As a small off-shoot of this work I also developed a tool called CMUNGE for encrypting and compacting C source codes, which I used to package IDA's source code for distribution.
[IDA Web page; CMUNGE Web page.]
I left the CAMAS project in April 1994 before completing the latter tool in order to commence a two-year EPSRC-funded research project, with support from NAG Ltd, entitled "The Efficient Translation of HPF for Distributed Memory Systems". The aims of this project were to develop a Subset HPF (see Footnote 1) compilation system and to use it as a platform for the research and development of advanced optimisations for HPF.
This project resulted in the development of a public domain Subset HPF compilation system, SHPF. It comprises the ADAPT translator, which I modified to support Subset HPF, together with a runtime library, ADLIB, which was developed by a colleague in a related project. SHPF provides unusually comprehensive and unrestricted support for Subset HPF's data mapping features, and employs some novel and significant optimisations [2, 18-21]. It was released to a number of test sites in June 1995, and was made publicly available by anonymous ftp in December 1995. The development and enhancement of this system is an ongoing activity, and new versions were released in June 1996 and September 1997, and further upgrades are planned.
From June 1996 until my departure from Southampton University at the end of October 1996 I was the coordinator of the Esprit HPC Standards project.

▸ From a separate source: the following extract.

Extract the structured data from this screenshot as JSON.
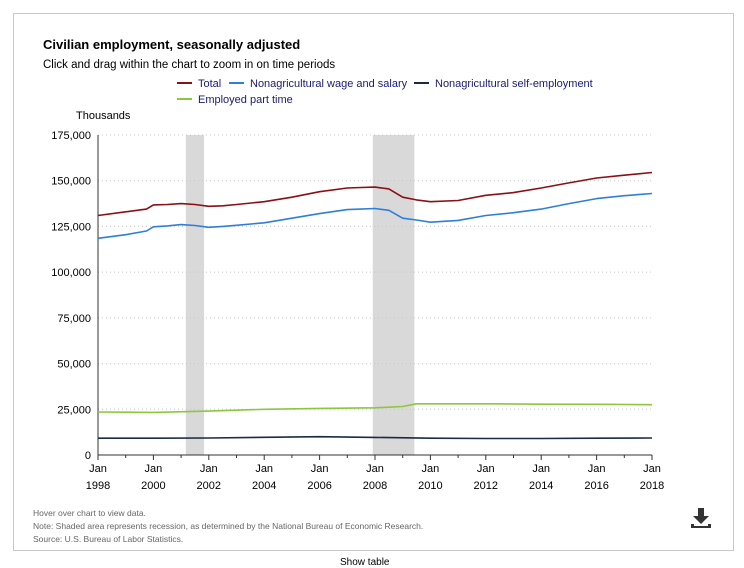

Its purpose was to financially support European participation in meetings in the USA to develop three major HPC standards, namely HPF-2, MPI-2 (`Message-Passing Interface') and Parkbench (a standard set of parallel kernels and benchmarks), and to disseminate information about these activities electronically and by conducting workshops.
During my time in the project I set-up the project's Web page and expenses' claims procedure, and organised funding for a major HPF workshop in Vienna, at which I also gave a presentation about SHPF.
In July and August 1998 I made further developments to the Genesis CG2 and CG3 benchmarks, namely optimising the HPF and Fortran 77 versions and producing an optimised Fortran 77 + MPI message-passing version. I also developed scripts to facilitate their use and made the whole package available on the World Wide Web.
Other activities include Web page creation and maintenance, and giving HPF tutorials [16].
Footnotes:
(1) Subset HPF was an officially-defined subset of the HPF 1.0
language that was intended to be implemented by initial releases of
HPF compilers as a first step. In practice, commercial HPF compilers
have mainly concentrated on supporting this core set of extensions,
and the latest version of the HPF language definition, HPF 2.0, is very
similar to Subset HPF 1.0 in terms of its extensions to standard Fortran.